Could the Eridanus supervoid suggest evidence for the multiverse theory?
(Image credit: Bigstock/maximusnd)
(Image credit: Bigstock/maximusnd)
What is the Eridanus Supervoid?
It’s the largest known structure in the universe. It baffles cosmologists and catches the imagination of quantum physicists. It defies known patterns and statistical probability. It may be the point at which another universe in the multiverse bumped into our own.
And it’s a giant stretch of nothing.
The Eridanus supervoid was discovered back in 2004, as scientists scanned the patterns of the cosmic microwave background (CMB) left over from the Big Bang. As they looked at the Eridanus constellation, they found a spot that was both colder than it should have been - and larger than any model could predict.

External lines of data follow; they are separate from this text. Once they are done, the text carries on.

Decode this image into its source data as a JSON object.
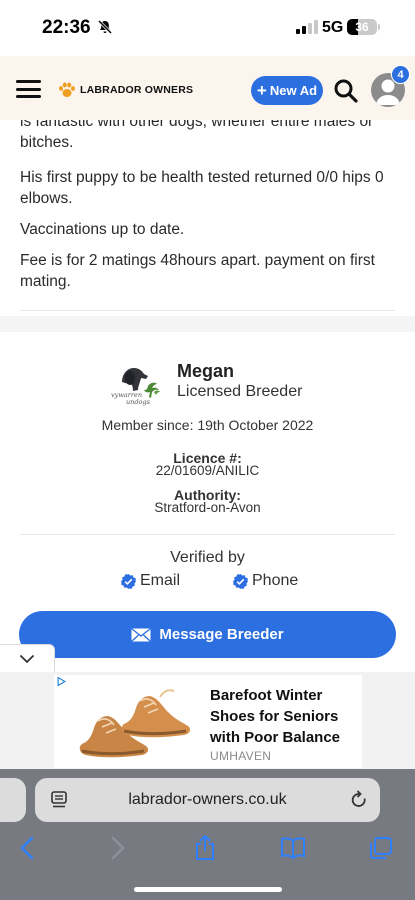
{
  "status_bar": {
    "time": "22:36",
    "network": "5G",
    "battery": "36"
  },
  "header": {
    "site_name": "LABRADOR OWNERS",
    "new_ad_label": "New Ad",
    "new_ad_plus": "+",
    "notification_count": "4"
  },
  "description": {
    "cut_line": "is fantastic with other dogs, whether entire males or bitches.",
    "paragraphs": [
      "His first puppy to be health tested returned 0/0 hips 0 elbows.",
      "Vaccinations up to date.",
      "Fee is for 2 matings 48hours apart. payment on first mating."
    ]
  },
  "breeder": {
    "logo_text_line1": "vywarren",
    "logo_text_line2": "undogs",
    "name": "Megan",
    "role": "Licensed Breeder",
    "member_since": "Member since: 19th October 2022",
    "licence_label": "Licence #:",
    "licence_value": "22/01609/ANILIC",
    "authority_label": "Authority:",
    "authority_value": "Stratford-on-Avon",
    "verified_by": "Verified by",
    "verified_items": [
      "Email",
      "Phone"
    ],
    "message_button": "Message Breeder"
  },
  "ad": {
    "title": "Barefoot Winter Shoes for Seniors with Poor Balance",
    "brand": "UMHAVEN"
  },
  "browser": {
    "url": "labrador-owners.co.uk"
  },
  "colors": {
    "accent": "#2b6fe0",
    "header_bg": "#fbf5ee",
    "paw": "#f0a020"
  }
}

Constellation Eridanus in Ancient Mythologies
The Eridanus constellation has held a special spot in the consciousness of humanity since ancient times. As a constellation in the southern hemisphere, it was often considered to be a representation of some important rivers like the Tigris, Euphrates, Rhine, and Nile, both because of its trail-like shape and because it was the constellation that stayed longest in the sky.
The Greek myth surrounding it tells of Phaeton, the son of the sun god Helios, who begged his father to let him drive the chariot which pulled the sun across the sky. He got his wish, but the horses were so strong that they overpowered him, driving the sun too close to the earth and the heavens in turns. According to Greek myth, the Eridanus constellation is therefore the trail of Phaeton as he fell from the sky, struck down by Zeus in order to prevent Phaeton from destroying everything.
The Eridanus constellation is starting to hold a similarly precious place in the modern imagination. Voids are everywhere in our universe, but the term is a bit misleading, as there’s very little truly “empty space” out there--just less dense patches of matter. While the Eridanus supervoid has about 10% of the matter found in the rest of the universe, this lack of matter doesn’t account for the striking temperature difference, nor does it explain why the empty space is so large.
Why is the Supervoid so Massive?
Scientists are partially puzzled because of just how cold it is. Cosmology’s standard model of heat distribution predicts relatively even heat everywhere, but a belt of warmer temperatures runs along the line of the southern hemisphere, and just beyond it lays the abnormally-cold Eridanus supervoid. No standard models explain how or why that area of the universe is the coldest we’ve found. It just is.
Even more scientists are flummoxed as to why the supervoid is so big. Most voids were formed during the Big Bang and its immediate aftermath because of quantum fluctuations, but the sheer size of the Eridanus supervoid (1.8 billion light years across, in fact) makes such an explanation insensible in this case.
Instead, we are left to wonder.
Some scientists think that the supervoid could possibly be a point at which another universe came into contact with our own.
(Image credit: Bigstock/clearviewstock)
Fingerprint of a Parallel Universe?
Quantum physicists, string theorists, and supporters of the multiverse theory have proposed that the Eridanus supervoid is so cold and so empty because it could possibly be a point at which another universe in the multiverse touched ours. String theory suggests that there are more than 10,500 other universes along with ours, connected by vibrating cosmic strings.
The Big Bang, in such a theory, might have been caused by a wormhole which connected another universe to ours for a time and funneled matter from that universe to ours. The Eridanus supervoid might have been another such wormhole site, though one that went the other way around, a brief channeling of matter from our universe to another. That quantum entanglement lasted until our universe was separated by cosmic expansion.
Does the Eridanus supervoid actually suggest evidence of a multiverse? Maybe someday we'll find out. Until then, it's interesting to think that a constellation that held such importance in ancient mythology might actually represent incredible future importance among the scientific community in our quest for understanding reality.